Swansea University analysed a peat core from Pyllau Cochion bog. This diagram summarizes what they found, with the help of illustrations of what the bog looked like over the thousands of years it has been forming. Down the left-hand side of the diagram you can see the peat core - almost 8 m deep! This shows the grey silty clay deposits formed when the bog was a small lake, and shows how the lake bottom became more silty and eventually, over thousands of years, developed into a peat bog, becoming full of organic matter. The numbers in purple are the exact dates revealed by the radiocarbon dating.

Alongside the diagram there are photos of charcoal, plant fragments, pollen and small stones, all found in the peat core and illustrations of how the landscape will have looked at certain points in its history.

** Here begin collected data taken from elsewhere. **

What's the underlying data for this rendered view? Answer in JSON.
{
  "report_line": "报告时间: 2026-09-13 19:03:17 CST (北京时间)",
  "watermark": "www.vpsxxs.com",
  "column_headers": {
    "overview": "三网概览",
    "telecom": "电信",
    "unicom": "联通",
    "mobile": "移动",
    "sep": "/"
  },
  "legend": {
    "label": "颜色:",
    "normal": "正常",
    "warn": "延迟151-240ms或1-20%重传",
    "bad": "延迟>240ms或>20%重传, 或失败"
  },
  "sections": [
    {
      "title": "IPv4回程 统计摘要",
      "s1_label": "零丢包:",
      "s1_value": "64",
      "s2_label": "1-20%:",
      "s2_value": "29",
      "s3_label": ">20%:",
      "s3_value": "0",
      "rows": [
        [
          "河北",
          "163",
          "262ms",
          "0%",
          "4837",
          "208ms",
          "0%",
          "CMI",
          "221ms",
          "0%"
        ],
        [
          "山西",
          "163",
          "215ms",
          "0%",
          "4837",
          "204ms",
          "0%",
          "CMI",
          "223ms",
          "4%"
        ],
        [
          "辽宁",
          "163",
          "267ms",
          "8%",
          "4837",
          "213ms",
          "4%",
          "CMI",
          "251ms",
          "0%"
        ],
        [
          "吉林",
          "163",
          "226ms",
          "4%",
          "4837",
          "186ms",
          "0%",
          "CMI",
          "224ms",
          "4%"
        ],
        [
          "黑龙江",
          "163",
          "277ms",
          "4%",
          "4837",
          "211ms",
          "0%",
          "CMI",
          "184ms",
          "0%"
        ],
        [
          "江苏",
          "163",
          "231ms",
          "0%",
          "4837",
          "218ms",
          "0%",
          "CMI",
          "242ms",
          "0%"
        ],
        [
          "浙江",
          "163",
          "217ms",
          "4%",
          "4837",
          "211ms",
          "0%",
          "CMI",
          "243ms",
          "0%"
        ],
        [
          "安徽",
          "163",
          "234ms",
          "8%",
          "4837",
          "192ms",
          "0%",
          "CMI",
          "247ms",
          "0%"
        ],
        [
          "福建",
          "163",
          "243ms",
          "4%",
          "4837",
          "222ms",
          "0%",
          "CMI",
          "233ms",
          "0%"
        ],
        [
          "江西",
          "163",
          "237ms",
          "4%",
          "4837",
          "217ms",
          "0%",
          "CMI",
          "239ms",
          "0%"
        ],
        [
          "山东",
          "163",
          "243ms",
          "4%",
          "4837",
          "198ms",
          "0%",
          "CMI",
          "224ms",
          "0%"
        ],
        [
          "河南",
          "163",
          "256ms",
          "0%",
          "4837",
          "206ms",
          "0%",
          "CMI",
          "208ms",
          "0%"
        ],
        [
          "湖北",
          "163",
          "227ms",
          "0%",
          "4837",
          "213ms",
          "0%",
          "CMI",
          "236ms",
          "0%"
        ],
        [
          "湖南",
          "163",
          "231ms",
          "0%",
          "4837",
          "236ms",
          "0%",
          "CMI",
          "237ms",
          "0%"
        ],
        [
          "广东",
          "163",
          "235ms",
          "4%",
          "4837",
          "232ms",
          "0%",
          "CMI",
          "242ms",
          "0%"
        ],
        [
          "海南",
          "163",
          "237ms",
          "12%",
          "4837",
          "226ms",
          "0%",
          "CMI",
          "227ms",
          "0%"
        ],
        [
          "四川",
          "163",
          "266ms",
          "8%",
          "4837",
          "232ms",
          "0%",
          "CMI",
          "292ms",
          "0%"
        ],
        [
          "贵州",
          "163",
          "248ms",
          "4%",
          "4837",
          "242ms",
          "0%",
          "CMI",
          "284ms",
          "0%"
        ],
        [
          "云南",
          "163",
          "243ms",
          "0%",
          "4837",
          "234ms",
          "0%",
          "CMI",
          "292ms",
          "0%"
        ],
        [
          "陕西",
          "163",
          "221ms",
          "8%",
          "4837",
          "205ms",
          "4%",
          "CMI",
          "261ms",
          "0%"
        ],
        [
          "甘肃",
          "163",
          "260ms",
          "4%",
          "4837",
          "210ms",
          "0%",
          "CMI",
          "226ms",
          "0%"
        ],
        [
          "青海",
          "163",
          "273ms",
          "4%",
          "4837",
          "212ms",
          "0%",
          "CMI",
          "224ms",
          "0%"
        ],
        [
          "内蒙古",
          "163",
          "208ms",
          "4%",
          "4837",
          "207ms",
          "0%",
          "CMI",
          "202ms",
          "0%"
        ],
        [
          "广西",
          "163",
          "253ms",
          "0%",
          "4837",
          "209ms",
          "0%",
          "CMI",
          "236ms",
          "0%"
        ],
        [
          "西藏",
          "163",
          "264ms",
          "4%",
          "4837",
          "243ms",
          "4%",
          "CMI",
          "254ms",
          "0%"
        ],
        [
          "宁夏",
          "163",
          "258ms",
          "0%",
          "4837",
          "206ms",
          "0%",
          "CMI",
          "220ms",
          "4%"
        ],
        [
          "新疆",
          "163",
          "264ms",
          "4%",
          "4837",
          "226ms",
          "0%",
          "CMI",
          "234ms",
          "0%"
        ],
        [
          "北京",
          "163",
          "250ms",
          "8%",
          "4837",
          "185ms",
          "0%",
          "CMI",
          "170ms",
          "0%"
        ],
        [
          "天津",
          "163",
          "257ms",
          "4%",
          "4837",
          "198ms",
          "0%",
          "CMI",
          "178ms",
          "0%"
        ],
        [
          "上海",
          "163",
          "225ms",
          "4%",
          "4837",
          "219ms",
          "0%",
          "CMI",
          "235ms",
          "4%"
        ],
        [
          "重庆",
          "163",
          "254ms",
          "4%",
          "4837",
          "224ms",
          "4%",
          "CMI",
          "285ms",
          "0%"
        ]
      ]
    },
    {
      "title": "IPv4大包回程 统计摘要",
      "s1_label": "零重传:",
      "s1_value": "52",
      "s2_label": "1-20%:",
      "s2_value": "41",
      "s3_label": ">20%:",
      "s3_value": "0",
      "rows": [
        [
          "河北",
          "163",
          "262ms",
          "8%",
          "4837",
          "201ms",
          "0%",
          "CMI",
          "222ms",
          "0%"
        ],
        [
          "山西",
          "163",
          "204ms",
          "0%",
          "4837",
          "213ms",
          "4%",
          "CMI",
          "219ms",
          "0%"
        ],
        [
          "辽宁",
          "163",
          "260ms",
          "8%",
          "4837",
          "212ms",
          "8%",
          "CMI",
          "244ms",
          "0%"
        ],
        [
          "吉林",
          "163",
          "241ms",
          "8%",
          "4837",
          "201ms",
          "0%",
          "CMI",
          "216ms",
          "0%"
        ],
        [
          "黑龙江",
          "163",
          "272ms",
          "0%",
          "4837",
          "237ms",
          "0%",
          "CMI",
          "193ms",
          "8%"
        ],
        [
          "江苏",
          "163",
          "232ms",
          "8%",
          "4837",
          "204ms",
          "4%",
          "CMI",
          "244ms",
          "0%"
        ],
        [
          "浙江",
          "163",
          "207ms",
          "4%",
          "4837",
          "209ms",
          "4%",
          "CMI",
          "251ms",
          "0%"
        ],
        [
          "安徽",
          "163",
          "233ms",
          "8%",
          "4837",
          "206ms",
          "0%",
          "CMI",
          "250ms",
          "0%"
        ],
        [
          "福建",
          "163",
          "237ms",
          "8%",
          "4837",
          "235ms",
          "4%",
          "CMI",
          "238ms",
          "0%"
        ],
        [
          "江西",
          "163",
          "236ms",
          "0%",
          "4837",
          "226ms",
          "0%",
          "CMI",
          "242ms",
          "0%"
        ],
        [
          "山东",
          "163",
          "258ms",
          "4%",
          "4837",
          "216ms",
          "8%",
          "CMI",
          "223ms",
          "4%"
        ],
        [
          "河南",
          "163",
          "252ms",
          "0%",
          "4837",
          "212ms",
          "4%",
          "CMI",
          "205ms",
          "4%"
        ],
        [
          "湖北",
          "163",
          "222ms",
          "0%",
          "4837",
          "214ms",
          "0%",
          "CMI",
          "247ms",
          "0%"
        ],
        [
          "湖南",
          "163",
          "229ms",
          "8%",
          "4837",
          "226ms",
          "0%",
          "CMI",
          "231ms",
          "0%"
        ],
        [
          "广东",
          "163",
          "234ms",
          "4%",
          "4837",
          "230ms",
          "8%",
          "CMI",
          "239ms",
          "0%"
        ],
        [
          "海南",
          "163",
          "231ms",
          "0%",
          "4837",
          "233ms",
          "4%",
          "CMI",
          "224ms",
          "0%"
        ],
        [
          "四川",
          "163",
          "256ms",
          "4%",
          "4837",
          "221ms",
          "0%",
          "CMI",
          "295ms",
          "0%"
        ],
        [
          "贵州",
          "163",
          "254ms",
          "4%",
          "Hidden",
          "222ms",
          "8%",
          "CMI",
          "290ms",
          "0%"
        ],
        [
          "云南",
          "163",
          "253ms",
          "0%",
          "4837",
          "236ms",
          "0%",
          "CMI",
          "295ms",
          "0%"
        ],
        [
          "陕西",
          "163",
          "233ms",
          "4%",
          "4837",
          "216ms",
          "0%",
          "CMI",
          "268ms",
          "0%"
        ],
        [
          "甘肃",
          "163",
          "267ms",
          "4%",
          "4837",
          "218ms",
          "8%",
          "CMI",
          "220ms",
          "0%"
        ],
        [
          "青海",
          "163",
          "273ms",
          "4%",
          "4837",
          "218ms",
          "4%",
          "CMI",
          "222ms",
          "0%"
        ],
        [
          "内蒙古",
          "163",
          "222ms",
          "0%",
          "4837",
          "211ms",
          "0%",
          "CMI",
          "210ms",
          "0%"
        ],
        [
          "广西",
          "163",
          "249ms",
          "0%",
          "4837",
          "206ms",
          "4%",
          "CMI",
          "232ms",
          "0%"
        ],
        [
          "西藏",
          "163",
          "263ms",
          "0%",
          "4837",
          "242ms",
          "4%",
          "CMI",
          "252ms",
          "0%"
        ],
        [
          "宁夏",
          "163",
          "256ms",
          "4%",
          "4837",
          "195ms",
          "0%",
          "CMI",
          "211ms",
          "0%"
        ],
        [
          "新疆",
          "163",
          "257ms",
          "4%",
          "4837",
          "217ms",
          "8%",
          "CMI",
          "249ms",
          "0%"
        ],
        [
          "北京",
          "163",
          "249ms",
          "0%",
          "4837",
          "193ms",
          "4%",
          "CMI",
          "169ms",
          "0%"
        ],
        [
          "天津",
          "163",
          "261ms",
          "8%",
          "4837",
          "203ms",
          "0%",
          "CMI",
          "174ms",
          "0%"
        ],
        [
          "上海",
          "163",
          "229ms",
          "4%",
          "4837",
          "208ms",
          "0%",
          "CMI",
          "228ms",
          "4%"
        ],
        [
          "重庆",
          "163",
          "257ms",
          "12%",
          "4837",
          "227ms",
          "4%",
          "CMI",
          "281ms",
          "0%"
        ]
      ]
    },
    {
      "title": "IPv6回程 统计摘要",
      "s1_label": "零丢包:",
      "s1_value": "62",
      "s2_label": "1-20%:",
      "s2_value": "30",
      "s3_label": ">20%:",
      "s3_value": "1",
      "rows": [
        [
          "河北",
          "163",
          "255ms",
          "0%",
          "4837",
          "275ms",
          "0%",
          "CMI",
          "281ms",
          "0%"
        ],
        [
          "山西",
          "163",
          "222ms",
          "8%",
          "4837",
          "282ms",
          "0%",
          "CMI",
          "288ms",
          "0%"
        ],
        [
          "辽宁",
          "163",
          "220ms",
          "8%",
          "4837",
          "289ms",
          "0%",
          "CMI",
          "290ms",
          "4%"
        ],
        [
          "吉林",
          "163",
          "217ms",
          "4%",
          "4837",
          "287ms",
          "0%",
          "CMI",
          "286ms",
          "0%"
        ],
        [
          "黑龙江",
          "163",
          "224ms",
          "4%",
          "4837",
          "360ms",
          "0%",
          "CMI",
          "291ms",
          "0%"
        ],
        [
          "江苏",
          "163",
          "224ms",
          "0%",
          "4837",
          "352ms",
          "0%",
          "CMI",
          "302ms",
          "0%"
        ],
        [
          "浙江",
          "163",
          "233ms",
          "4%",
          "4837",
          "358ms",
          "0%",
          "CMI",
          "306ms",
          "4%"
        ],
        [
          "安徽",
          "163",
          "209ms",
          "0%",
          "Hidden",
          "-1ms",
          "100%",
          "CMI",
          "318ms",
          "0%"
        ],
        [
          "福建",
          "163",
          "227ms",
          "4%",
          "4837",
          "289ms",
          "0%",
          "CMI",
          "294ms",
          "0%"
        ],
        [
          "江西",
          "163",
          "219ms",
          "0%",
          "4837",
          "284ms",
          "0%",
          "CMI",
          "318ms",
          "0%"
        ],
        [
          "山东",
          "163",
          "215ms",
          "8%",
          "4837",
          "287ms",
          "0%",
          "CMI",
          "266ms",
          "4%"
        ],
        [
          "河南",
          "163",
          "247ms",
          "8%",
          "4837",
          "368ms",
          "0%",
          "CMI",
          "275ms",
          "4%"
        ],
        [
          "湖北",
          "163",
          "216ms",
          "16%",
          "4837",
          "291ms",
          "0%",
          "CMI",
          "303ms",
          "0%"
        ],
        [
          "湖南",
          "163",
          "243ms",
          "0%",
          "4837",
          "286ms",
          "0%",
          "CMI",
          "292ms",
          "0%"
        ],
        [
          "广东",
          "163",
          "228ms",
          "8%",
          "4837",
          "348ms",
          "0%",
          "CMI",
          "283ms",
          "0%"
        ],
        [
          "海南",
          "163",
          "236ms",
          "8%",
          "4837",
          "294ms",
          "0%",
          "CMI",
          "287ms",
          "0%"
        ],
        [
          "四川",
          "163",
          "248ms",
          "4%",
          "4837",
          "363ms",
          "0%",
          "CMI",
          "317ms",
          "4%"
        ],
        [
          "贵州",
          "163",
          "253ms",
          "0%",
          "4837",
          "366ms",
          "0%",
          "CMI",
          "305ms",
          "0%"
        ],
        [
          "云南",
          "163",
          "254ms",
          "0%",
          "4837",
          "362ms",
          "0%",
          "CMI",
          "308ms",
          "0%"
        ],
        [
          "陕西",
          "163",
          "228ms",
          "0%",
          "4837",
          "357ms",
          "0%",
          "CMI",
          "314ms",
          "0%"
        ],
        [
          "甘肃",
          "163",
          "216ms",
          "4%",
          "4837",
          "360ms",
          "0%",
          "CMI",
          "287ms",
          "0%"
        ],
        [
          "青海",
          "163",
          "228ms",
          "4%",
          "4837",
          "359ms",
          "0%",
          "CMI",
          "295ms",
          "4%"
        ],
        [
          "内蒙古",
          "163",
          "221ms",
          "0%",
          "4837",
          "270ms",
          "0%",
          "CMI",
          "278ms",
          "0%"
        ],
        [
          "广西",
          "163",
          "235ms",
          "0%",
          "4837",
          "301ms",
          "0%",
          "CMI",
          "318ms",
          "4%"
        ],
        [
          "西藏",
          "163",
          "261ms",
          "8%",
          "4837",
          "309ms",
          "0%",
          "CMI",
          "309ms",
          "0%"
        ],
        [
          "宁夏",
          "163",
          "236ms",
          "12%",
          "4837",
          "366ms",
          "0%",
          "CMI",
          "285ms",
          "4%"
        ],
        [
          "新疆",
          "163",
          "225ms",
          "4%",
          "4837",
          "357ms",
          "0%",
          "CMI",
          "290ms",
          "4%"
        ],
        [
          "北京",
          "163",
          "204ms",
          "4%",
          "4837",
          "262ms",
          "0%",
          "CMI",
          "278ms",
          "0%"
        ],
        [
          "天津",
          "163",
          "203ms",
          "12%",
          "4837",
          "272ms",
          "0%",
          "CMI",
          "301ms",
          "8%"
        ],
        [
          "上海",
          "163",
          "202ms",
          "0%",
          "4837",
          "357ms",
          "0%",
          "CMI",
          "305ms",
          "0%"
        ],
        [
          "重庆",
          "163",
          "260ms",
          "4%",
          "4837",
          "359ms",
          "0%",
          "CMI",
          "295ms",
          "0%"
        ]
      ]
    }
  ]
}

View the Pyllau Cochion peat core analysis timeline

• Lowland raised bog is one of Western Europe’s rarest and most threatened habitats. The area of lowland raised bog in the UK has decreased by around 94% over the last two centuries from c 95,000 ha to c 6,000 ha at the present day. 800 ha of the lowland bogs that remain are within Wales.  Much of it needs restoration to bring it back to its natural state.
• Many bogs have been drained and planted to make way for forestry or agriculture.
• Since the 1960s peat has been used to make compost, heavily used in commercial and amateur horticulture. This is mainly supplied from Scotland and Ireland with some imported as well.
• Bogs have also been damaged by drainage, pollution, burning and overgrazing.
• When peat bogs become degraded, the carbon stored within can be released back into the atmosphere, and this could have devastating impacts, by accelerating global warming.
• In a damaged bog the surface layer (acrotelm) has often been lost because of drainage, burning, trampling, grazing, atmospheric pollution, afforestation or even agricultural inputs such as fertilizer and seeding. This exposes the unprotected sub layer (catotelm) peat to the effects of oxygen, sun, wind, frost and rain and so it begins to degrade, losing carbon back into the atmosphere and into watercourses as it does so. The bog may still be covered with vegetation cover such as heather or rough grassland, but this vegetation is not adding fresh peat because it is not a wetland vegetation.
• Some countries still produce energy through peat-fired power stations.

Public engagement
One of the main objectives of the project was to show local people the bogs and demonstrate how the peat was surveyed and how prehistoric people would have used the sites. Visits to the bogs were arranged and a special event took place at the National Botanic Garden Wales where visitors spent the day finding more out about bogs and why they are important.

Research and management
Management has taken place to try and keep the bogs safe from arson and to block ditches that were allowing water to drain from the bog. Also Swansea University analysed a peat core to reveal the secrets over bog over thousands of years.